The electronic herd
How Technology Unsettled The Stock Market.
"JP Morgan recently estimated that only 10 percent of trading now consists of people trading with people based on fundamental decisions about company A or company B."
If you know anything about finance, you'll have seen this moment coming. Like peak oil, polar bears or our obsession with plastic, it seems that we're only going to try to figure out what to do about this enormous imbalance and the subsequent risk of world-encompassing catastrophe now that we're dangerously close to being beyond the point of turning back.
Electronic trading has brought billions of dollars of profit to the world's biggest money managers and banks. Those who wrote the algorithms and harvested the electronically-gotten gains over the last 30 years have been ludicrously rewarded. But, potentially, they've also built an Armageddon machine, one that could be more toxic than any other bubble.
The problem this time around is that it isn't a sub-section of the market that is facing the implications of electronic trading. It is the entire market, all $30 trillion of it.
And the regulations and systems have no idea what happens when this infinitely-tuned system breaks down.

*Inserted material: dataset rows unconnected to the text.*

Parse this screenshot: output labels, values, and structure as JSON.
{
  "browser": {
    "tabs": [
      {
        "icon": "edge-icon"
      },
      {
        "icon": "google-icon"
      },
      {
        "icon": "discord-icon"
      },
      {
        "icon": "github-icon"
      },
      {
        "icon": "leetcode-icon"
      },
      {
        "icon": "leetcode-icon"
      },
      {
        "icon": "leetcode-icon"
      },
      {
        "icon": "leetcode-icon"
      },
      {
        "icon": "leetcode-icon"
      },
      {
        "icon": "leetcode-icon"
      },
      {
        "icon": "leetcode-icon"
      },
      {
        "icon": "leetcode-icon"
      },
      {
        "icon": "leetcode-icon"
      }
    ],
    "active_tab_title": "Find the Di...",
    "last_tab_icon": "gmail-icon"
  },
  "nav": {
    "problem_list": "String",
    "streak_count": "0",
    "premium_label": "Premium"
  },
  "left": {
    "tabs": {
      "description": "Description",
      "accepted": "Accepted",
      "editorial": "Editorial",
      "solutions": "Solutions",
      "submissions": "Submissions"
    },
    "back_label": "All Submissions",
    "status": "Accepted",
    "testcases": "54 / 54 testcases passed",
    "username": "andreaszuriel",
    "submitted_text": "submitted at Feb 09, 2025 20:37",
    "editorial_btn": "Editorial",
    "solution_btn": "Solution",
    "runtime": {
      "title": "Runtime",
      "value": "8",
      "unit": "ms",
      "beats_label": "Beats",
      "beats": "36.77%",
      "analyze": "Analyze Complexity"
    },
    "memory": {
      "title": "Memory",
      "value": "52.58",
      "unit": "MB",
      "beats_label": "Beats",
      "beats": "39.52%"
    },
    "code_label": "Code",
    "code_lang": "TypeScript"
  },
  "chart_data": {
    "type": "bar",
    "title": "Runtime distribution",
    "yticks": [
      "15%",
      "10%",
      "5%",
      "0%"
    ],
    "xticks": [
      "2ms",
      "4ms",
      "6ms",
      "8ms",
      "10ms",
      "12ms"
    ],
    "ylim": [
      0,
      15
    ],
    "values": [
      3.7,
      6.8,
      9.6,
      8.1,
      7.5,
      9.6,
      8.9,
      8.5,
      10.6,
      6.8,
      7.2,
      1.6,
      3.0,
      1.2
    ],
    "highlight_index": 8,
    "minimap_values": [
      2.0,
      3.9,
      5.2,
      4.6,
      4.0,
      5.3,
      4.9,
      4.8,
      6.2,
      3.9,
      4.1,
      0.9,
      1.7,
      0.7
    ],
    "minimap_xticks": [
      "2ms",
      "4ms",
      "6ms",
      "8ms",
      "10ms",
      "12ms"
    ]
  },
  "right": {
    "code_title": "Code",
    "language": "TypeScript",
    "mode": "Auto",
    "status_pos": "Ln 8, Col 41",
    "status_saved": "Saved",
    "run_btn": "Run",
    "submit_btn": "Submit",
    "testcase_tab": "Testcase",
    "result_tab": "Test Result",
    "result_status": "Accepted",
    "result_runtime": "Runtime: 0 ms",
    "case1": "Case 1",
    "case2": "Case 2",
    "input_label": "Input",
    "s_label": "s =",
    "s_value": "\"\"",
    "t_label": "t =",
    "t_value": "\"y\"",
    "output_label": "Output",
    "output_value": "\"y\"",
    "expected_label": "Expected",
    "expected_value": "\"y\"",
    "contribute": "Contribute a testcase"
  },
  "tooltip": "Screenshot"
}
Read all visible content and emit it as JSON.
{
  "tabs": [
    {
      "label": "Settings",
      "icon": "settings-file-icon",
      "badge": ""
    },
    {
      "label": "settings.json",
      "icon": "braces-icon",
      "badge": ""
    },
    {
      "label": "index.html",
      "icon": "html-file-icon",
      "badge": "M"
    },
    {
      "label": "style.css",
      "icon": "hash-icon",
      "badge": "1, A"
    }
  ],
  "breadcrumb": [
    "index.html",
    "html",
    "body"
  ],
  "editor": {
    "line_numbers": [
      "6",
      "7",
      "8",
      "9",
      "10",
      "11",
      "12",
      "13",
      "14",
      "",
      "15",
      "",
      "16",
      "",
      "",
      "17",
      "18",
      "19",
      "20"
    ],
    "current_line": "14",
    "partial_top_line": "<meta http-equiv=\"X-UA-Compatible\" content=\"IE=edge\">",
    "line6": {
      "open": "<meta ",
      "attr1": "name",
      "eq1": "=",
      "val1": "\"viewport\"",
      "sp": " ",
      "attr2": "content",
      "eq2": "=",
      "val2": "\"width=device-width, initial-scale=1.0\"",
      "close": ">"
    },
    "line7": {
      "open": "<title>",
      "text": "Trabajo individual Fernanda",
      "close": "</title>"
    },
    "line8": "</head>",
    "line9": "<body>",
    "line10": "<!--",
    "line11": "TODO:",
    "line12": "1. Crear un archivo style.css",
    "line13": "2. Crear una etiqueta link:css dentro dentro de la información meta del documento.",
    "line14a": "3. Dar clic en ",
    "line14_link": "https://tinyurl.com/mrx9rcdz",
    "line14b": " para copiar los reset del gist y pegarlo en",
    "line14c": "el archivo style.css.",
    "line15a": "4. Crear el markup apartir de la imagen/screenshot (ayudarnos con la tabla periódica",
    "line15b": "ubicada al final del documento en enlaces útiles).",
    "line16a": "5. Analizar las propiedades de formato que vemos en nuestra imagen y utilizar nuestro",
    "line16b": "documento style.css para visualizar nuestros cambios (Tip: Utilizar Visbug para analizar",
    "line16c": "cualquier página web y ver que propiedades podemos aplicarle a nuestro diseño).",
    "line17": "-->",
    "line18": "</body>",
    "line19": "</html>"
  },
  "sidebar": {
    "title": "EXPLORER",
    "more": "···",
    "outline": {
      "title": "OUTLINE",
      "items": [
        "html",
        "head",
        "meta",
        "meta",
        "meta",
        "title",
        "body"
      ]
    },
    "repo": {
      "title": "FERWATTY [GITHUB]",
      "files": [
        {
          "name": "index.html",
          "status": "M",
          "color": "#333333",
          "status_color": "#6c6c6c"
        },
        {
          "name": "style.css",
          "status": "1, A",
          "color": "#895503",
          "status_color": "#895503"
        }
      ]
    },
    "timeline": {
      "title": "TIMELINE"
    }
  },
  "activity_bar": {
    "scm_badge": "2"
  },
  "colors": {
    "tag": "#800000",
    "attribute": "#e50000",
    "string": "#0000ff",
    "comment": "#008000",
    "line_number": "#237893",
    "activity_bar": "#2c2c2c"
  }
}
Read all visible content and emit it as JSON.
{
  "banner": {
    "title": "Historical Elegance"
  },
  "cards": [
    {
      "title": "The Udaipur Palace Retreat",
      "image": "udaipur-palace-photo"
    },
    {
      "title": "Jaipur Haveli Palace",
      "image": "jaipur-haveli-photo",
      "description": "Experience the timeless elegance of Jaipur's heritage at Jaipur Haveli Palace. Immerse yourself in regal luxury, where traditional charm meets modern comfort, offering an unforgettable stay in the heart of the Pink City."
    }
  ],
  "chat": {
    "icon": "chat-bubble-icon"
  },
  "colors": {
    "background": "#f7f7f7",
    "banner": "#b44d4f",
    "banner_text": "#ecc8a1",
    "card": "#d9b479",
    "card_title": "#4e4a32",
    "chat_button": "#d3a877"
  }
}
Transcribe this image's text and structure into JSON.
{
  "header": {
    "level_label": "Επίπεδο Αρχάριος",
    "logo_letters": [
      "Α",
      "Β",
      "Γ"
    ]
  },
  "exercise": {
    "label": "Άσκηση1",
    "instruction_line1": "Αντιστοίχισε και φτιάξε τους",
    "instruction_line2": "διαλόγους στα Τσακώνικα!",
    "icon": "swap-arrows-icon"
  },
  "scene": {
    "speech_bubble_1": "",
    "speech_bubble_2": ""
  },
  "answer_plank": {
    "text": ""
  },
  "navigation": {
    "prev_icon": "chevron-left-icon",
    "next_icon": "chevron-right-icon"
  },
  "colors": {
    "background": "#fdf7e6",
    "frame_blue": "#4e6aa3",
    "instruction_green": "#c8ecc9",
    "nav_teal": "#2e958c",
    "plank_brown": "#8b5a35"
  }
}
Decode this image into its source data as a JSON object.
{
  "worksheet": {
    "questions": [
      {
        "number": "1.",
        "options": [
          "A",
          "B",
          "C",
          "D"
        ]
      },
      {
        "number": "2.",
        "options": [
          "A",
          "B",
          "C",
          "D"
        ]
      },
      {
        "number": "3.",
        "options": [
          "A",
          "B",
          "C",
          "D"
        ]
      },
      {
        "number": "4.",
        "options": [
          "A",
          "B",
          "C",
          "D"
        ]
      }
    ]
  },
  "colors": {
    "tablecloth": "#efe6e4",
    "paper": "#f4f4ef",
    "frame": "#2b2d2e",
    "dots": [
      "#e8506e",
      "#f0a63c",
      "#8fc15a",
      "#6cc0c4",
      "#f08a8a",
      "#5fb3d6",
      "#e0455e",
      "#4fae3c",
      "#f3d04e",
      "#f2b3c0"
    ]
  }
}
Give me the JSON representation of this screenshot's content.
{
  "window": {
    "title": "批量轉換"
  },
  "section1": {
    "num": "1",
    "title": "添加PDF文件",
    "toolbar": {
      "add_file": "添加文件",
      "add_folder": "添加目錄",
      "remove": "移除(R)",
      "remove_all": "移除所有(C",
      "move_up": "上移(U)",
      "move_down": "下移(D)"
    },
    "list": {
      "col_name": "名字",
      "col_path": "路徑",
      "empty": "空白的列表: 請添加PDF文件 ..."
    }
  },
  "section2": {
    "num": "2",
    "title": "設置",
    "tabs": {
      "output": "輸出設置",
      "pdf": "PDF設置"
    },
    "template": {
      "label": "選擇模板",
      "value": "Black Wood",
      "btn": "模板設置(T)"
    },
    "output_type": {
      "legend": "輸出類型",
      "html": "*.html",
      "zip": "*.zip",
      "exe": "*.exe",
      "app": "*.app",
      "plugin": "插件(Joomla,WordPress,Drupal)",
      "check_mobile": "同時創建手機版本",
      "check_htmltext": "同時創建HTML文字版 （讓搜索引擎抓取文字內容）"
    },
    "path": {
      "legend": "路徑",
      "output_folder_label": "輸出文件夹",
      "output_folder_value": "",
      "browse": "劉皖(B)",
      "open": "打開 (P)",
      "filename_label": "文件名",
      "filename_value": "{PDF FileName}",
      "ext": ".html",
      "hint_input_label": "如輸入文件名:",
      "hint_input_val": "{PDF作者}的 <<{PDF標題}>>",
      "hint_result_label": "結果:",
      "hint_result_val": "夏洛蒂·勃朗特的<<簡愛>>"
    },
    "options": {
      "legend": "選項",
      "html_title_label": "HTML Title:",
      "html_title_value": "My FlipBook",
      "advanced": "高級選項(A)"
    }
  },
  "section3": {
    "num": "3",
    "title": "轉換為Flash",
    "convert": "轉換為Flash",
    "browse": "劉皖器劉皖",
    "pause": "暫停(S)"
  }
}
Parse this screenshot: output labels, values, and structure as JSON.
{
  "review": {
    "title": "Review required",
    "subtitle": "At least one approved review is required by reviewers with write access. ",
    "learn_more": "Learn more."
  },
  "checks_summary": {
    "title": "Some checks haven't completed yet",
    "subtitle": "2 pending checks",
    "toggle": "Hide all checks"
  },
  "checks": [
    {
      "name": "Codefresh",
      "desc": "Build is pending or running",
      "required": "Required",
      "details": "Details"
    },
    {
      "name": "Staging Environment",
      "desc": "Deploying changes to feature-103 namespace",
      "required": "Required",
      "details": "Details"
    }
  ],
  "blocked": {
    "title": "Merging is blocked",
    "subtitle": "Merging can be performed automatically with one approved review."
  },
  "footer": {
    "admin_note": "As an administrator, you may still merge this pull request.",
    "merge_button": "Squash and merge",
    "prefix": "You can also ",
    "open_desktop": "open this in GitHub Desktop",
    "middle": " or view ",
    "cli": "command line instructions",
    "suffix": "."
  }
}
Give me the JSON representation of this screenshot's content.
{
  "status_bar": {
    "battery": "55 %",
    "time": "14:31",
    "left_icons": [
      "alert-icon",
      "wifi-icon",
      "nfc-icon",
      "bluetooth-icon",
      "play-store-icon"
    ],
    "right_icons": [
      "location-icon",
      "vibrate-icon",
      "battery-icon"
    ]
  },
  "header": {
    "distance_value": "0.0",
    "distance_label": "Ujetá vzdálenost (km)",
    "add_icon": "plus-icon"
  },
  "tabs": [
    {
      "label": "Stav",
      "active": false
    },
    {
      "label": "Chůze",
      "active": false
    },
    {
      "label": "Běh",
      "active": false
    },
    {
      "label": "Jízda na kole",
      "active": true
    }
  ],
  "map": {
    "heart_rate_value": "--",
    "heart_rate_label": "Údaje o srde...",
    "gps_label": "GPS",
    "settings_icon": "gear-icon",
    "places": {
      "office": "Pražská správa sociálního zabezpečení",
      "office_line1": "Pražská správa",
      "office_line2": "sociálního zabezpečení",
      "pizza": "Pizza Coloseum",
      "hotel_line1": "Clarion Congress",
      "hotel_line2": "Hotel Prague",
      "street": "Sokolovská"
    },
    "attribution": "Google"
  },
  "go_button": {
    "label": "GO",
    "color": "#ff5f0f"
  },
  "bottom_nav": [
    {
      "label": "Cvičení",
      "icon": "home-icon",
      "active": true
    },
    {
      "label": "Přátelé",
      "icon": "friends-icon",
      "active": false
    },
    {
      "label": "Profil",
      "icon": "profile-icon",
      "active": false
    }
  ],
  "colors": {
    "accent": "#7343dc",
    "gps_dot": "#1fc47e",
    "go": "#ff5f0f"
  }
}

We've seen moments of madness - flash crashes, as they're generously called - but we've yet to see a major correction.
The way these algorithms work relies heavily on momentum. But the momentum that could be generated in a market when these programs begin to get out of sync could be catastrophic. Like a runaway herd of a thousand buffalo, turning them back when they get running downhill will be all-but-impossible for human cowboys.
Most frighteningly, whilst machines now do the trading, it is not their money to trade. It is our money. It is our pensions, savings, mortgages, our futures that are relying on their careful, disciplined management. They have our future in their hands.
As Kabell concludes, "the rise of the machines need not be a threat, but unless we plan for it, the entire financial system is at risk."
The time for planning may well have passed.